Because last time, Stone and I agreed to tell Cruz we got a pizza.

“What happened last time was . . .” A laugh threatens to escape me.

Stone arches a brow. “Something funny?”

“Nothing happened,” I admit with a shrug. “I told him we got pizza. He just rolled his eyes and said, ‘Go get some sleep.’”

Stone looks like he’s fighting like hell to suppress a grin.

My lips twitch too, but then reality kicks me in the teeth again. “But that was once. I got away with it one time. I don’t want to lie a second time. And I also don’t want to tell him the truth.”

Because, dammit, tonight was supposed to be between Stone and me.
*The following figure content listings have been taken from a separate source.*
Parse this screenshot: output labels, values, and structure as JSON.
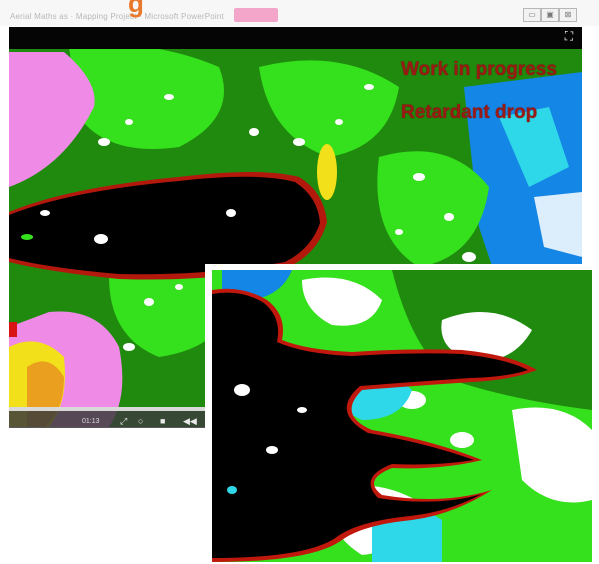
{
  "browser": {
    "tabs_text": "Aerial Maths as · Mapping Project · Microsoft PowerPoint",
    "title_fragment": "g",
    "window_buttons": [
      "▭",
      "▣",
      "⊠"
    ]
  },
  "video": {
    "labels": {
      "work_in_progress": "Work in progress",
      "retardant_drop": "Retardant drop"
    },
    "controls": {
      "time": "01:13",
      "buttons": [
        "⤢",
        "○",
        "■",
        "◀◀"
      ],
      "progress": 0.0
    },
    "icons": {
      "fullscreen": "expand-icon"
    }
  },
  "colors": {
    "dark_green": "#208a0f",
    "bright_green": "#35e01c",
    "black_burn": "#000000",
    "blue_water": "#1486e6",
    "cyan": "#2fd8e8",
    "pink": "#ef8ae6",
    "yellow": "#f2e11a",
    "orange": "#eaa01e",
    "red_label": "#9b1a14",
    "orange_title": "#e9782a"
  }
}
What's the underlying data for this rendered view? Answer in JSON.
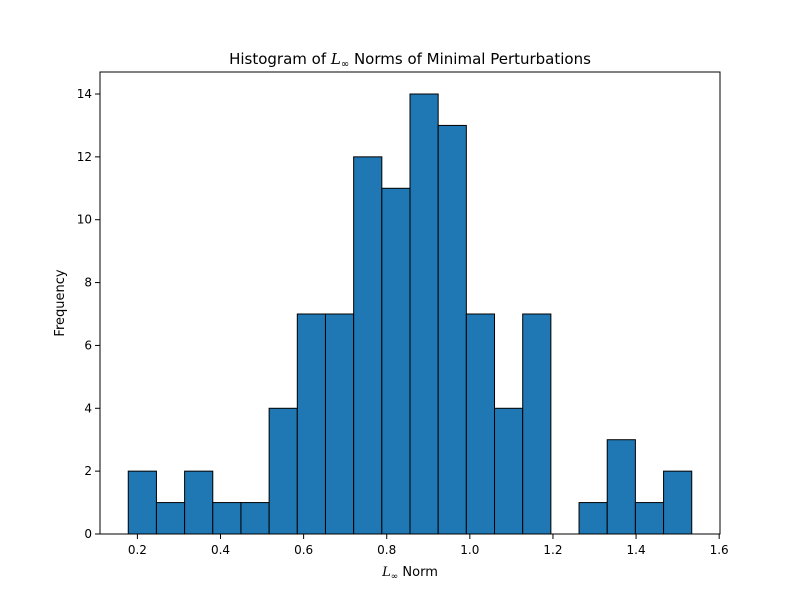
{
  "chart_data": {
    "type": "bar",
    "title": {
      "prefix": "Histogram of ",
      "symbol": "L",
      "subscript": "∞",
      "suffix": " Norms of Minimal Perturbations"
    },
    "xlabel": {
      "symbol": "L",
      "subscript": "∞",
      "suffix": " Norm"
    },
    "ylabel": "Frequency",
    "bin_edges": [
      0.178,
      0.2458,
      0.3136,
      0.3814,
      0.4492,
      0.517,
      0.5848,
      0.6526,
      0.7204,
      0.7882,
      0.856,
      0.9238,
      0.9916,
      1.0594,
      1.1272,
      1.195,
      1.2628,
      1.3306,
      1.3984,
      1.4662,
      1.534
    ],
    "values": [
      2,
      1,
      2,
      1,
      1,
      4,
      7,
      7,
      12,
      11,
      14,
      13,
      7,
      4,
      7,
      0,
      1,
      3,
      1,
      2
    ],
    "xlim": [
      0.11,
      1.602
    ],
    "ylim": [
      0,
      14.7
    ],
    "xticks": [
      0.2,
      0.4,
      0.6,
      0.8,
      1.0,
      1.2,
      1.4,
      1.6
    ],
    "xtick_labels": [
      "0.2",
      "0.4",
      "0.6",
      "0.8",
      "1.0",
      "1.2",
      "1.4",
      "1.6"
    ],
    "yticks": [
      0,
      2,
      4,
      6,
      8,
      10,
      12,
      14
    ],
    "ytick_labels": [
      "0",
      "2",
      "4",
      "6",
      "8",
      "10",
      "12",
      "14"
    ],
    "bar_color": "#1f77b4",
    "edge_color": "#000000",
    "grid": false,
    "legend": "none"
  }
}
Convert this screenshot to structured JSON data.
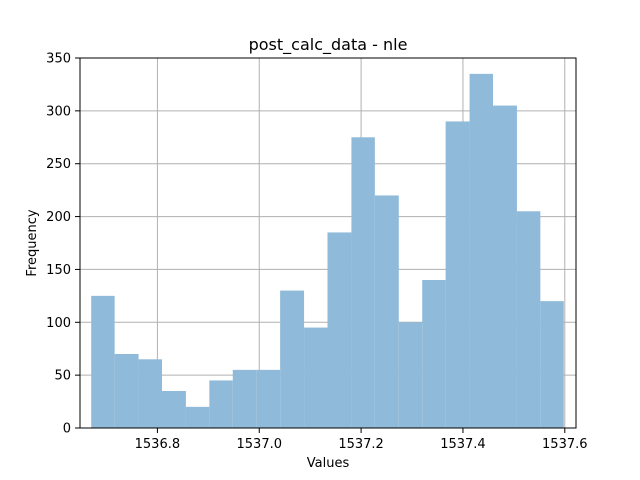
{
  "chart_data": {
    "type": "bar",
    "title": "post_calc_data - nle",
    "xlabel": "Values",
    "ylabel": "Frequency",
    "xlim": [
      1536.648,
      1537.622
    ],
    "ylim": [
      0,
      350
    ],
    "grid": true,
    "bar_color": "#8fbad9",
    "bins": [
      {
        "start": 1536.67,
        "end": 1536.716,
        "value": 125
      },
      {
        "start": 1536.716,
        "end": 1536.763,
        "value": 70
      },
      {
        "start": 1536.763,
        "end": 1536.809,
        "value": 65
      },
      {
        "start": 1536.809,
        "end": 1536.856,
        "value": 35
      },
      {
        "start": 1536.856,
        "end": 1536.902,
        "value": 20
      },
      {
        "start": 1536.902,
        "end": 1536.948,
        "value": 45
      },
      {
        "start": 1536.948,
        "end": 1536.995,
        "value": 55
      },
      {
        "start": 1536.995,
        "end": 1537.041,
        "value": 55
      },
      {
        "start": 1537.041,
        "end": 1537.088,
        "value": 130
      },
      {
        "start": 1537.088,
        "end": 1537.134,
        "value": 95
      },
      {
        "start": 1537.134,
        "end": 1537.181,
        "value": 185
      },
      {
        "start": 1537.181,
        "end": 1537.227,
        "value": 275
      },
      {
        "start": 1537.227,
        "end": 1537.274,
        "value": 220
      },
      {
        "start": 1537.274,
        "end": 1537.32,
        "value": 100
      },
      {
        "start": 1537.32,
        "end": 1537.366,
        "value": 140
      },
      {
        "start": 1537.366,
        "end": 1537.413,
        "value": 290
      },
      {
        "start": 1537.413,
        "end": 1537.459,
        "value": 335
      },
      {
        "start": 1537.459,
        "end": 1537.506,
        "value": 305
      },
      {
        "start": 1537.506,
        "end": 1537.552,
        "value": 205
      },
      {
        "start": 1537.552,
        "end": 1537.598,
        "value": 120
      }
    ],
    "xticks": [
      {
        "value": 1536.8,
        "label": "1536.8"
      },
      {
        "value": 1537.0,
        "label": "1537.0"
      },
      {
        "value": 1537.2,
        "label": "1537.2"
      },
      {
        "value": 1537.4,
        "label": "1537.4"
      },
      {
        "value": 1537.6,
        "label": "1537.6"
      }
    ],
    "yticks": [
      {
        "value": 0,
        "label": "0"
      },
      {
        "value": 50,
        "label": "50"
      },
      {
        "value": 100,
        "label": "100"
      },
      {
        "value": 150,
        "label": "150"
      },
      {
        "value": 200,
        "label": "200"
      },
      {
        "value": 250,
        "label": "250"
      },
      {
        "value": 300,
        "label": "300"
      },
      {
        "value": 350,
        "label": "350"
      }
    ]
  }
}
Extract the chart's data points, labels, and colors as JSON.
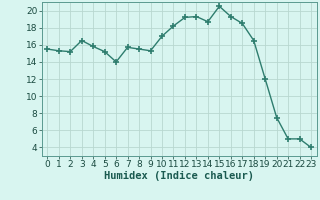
{
  "x": [
    0,
    1,
    2,
    3,
    4,
    5,
    6,
    7,
    8,
    9,
    10,
    11,
    12,
    13,
    14,
    15,
    16,
    17,
    18,
    19,
    20,
    21,
    22,
    23
  ],
  "y": [
    15.5,
    15.3,
    15.2,
    16.5,
    15.8,
    15.2,
    14.0,
    15.7,
    15.5,
    15.3,
    17.0,
    18.2,
    19.2,
    19.3,
    18.7,
    20.5,
    19.3,
    18.5,
    16.5,
    12.0,
    7.5,
    5.0,
    5.0,
    4.0
  ],
  "line_color": "#2e7d6e",
  "marker": "+",
  "bg_color": "#d8f5f0",
  "grid_color": "#b8d8d0",
  "xlabel": "Humidex (Indice chaleur)",
  "xlim": [
    -0.5,
    23.5
  ],
  "ylim": [
    3,
    21
  ],
  "yticks": [
    4,
    6,
    8,
    10,
    12,
    14,
    16,
    18,
    20
  ],
  "xticks": [
    0,
    1,
    2,
    3,
    4,
    5,
    6,
    7,
    8,
    9,
    10,
    11,
    12,
    13,
    14,
    15,
    16,
    17,
    18,
    19,
    20,
    21,
    22,
    23
  ],
  "tick_fontsize": 6.5,
  "label_fontsize": 7.5
}
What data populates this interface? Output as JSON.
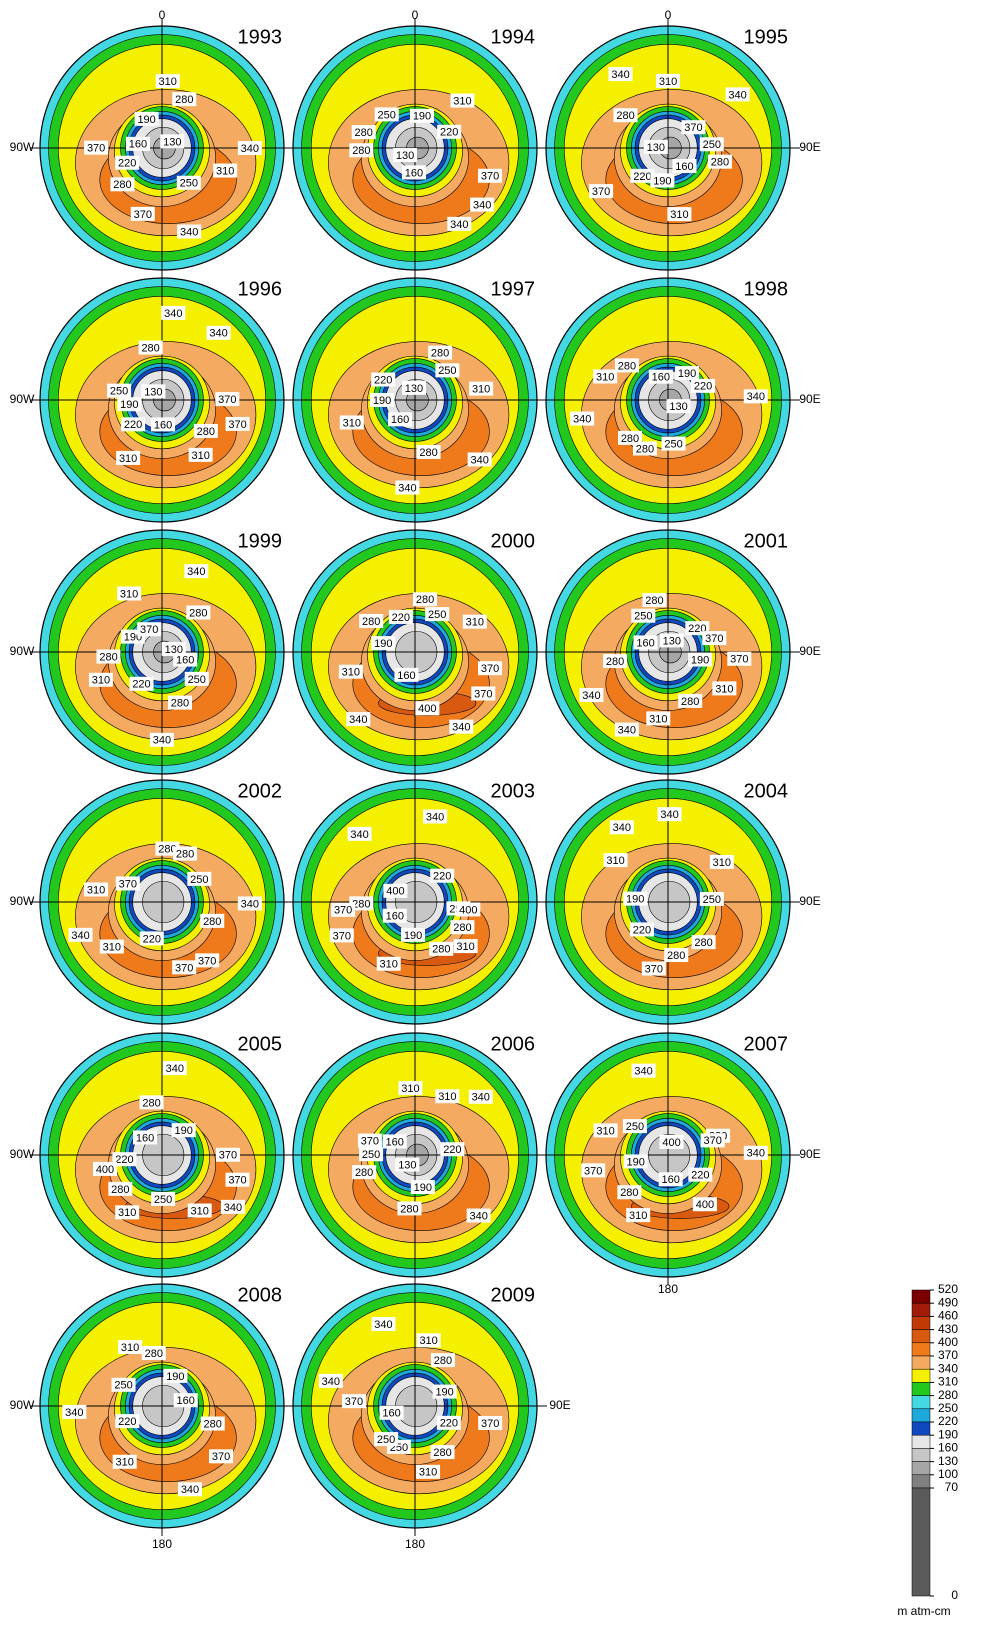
{
  "maps": [
    {
      "year": "1993",
      "labels": [
        340,
        280,
        310,
        250,
        160,
        130,
        370,
        190,
        310,
        220,
        280,
        340,
        370
      ]
    },
    {
      "year": "1994",
      "labels": [
        340,
        280,
        310,
        160,
        250,
        370,
        130,
        190,
        340,
        280,
        220
      ]
    },
    {
      "year": "1995",
      "labels": [
        310,
        280,
        250,
        220,
        310,
        160,
        130,
        340,
        190,
        340,
        280,
        370,
        370
      ]
    },
    {
      "year": "1996",
      "labels": [
        310,
        280,
        280,
        190,
        340,
        160,
        130,
        370,
        220,
        340,
        310,
        250,
        370
      ]
    },
    {
      "year": "1997",
      "labels": [
        310,
        280,
        280,
        220,
        310,
        160,
        130,
        340,
        190,
        250,
        340
      ]
    },
    {
      "year": "1998",
      "labels": [
        310,
        220,
        280,
        160,
        130,
        340,
        190,
        250,
        280,
        340,
        280
      ]
    },
    {
      "year": "1999",
      "labels": [
        310,
        160,
        310,
        340,
        280,
        190,
        130,
        220,
        370,
        250,
        280,
        280,
        340
      ]
    },
    {
      "year": "2000",
      "labels": [
        280,
        340,
        190,
        310,
        160,
        220,
        370,
        310,
        250,
        400,
        280,
        370,
        340
      ]
    },
    {
      "year": "2001",
      "labels": [
        220,
        310,
        250,
        190,
        340,
        130,
        280,
        160,
        370,
        340,
        280,
        310,
        280,
        370
      ]
    },
    {
      "year": "2002",
      "labels": [
        340,
        310,
        280,
        370,
        310,
        250,
        220,
        370,
        280,
        340,
        280,
        370
      ]
    },
    {
      "year": "2003",
      "labels": [
        310,
        280,
        220,
        190,
        340,
        250,
        160,
        340,
        280,
        370,
        400,
        310,
        400,
        280,
        370
      ]
    },
    {
      "year": "2004",
      "labels": [
        280,
        310,
        250,
        220,
        340,
        280,
        190,
        310,
        370,
        340
      ]
    },
    {
      "year": "2005",
      "labels": [
        310,
        280,
        340,
        220,
        190,
        250,
        160,
        370,
        280,
        340,
        310,
        400,
        370
      ]
    },
    {
      "year": "2006",
      "labels": [
        280,
        310,
        190,
        160,
        220,
        130,
        310,
        340,
        250,
        340,
        280,
        370
      ]
    },
    {
      "year": "2007",
      "labels": [
        310,
        280,
        310,
        340,
        220,
        190,
        370,
        160,
        250,
        340,
        280,
        400,
        400,
        370
      ]
    },
    {
      "year": "2008",
      "labels": [
        310,
        280,
        220,
        190,
        340,
        250,
        160,
        310,
        280,
        370,
        340
      ]
    },
    {
      "year": "2009",
      "labels": [
        310,
        280,
        340,
        190,
        250,
        340,
        220,
        160,
        280,
        310,
        370,
        370,
        250
      ]
    }
  ],
  "axis_labels": {
    "top": "0",
    "left": "90W",
    "right": "90E",
    "bottom": "180"
  },
  "colorbar": {
    "levels": [
      520,
      490,
      460,
      430,
      400,
      370,
      340,
      310,
      280,
      250,
      220,
      190,
      160,
      130,
      100,
      70,
      0
    ],
    "colors": [
      "#7a0000",
      "#a01c08",
      "#c03a08",
      "#d85a10",
      "#ee7a1c",
      "#f5aa62",
      "#f4f000",
      "#22c81e",
      "#44d8e2",
      "#1ea8dc",
      "#1048c0",
      "#e6e6e6",
      "#c6c6c6",
      "#a6a6a6",
      "#808080",
      "#5a5a5a"
    ],
    "unit": "m atm-cm"
  }
}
I want my private life to be just that.

Private.

But then, I suppose I gave up that right when I decided to stick my dick in a celebrity who’s also my boss.

What the hell have I gotten myself into?

Stone squeezes my bicep, still trying to ease my mind. “Let me talk to him. I’ll tell him we were hanging out.”

I stare at him like he’s insane, then gesture wildly to the state of him. His chest is glistening with sweat. His hair is sticking up in all directions. His lips are bruised. “You look like you’ve just been fucked to within an inch of your life.”

He smiles, proud and dirty. “And I have. And that means that he’s going to know you’re the one who put this look on my face.”

A shudder runs down my body, even as I try to fight it. “Yeah. I did. But that doesn’t solve the problem,” I say, desperation coloring my tone again.

“But seriously. Why can’t we just be hanging out?”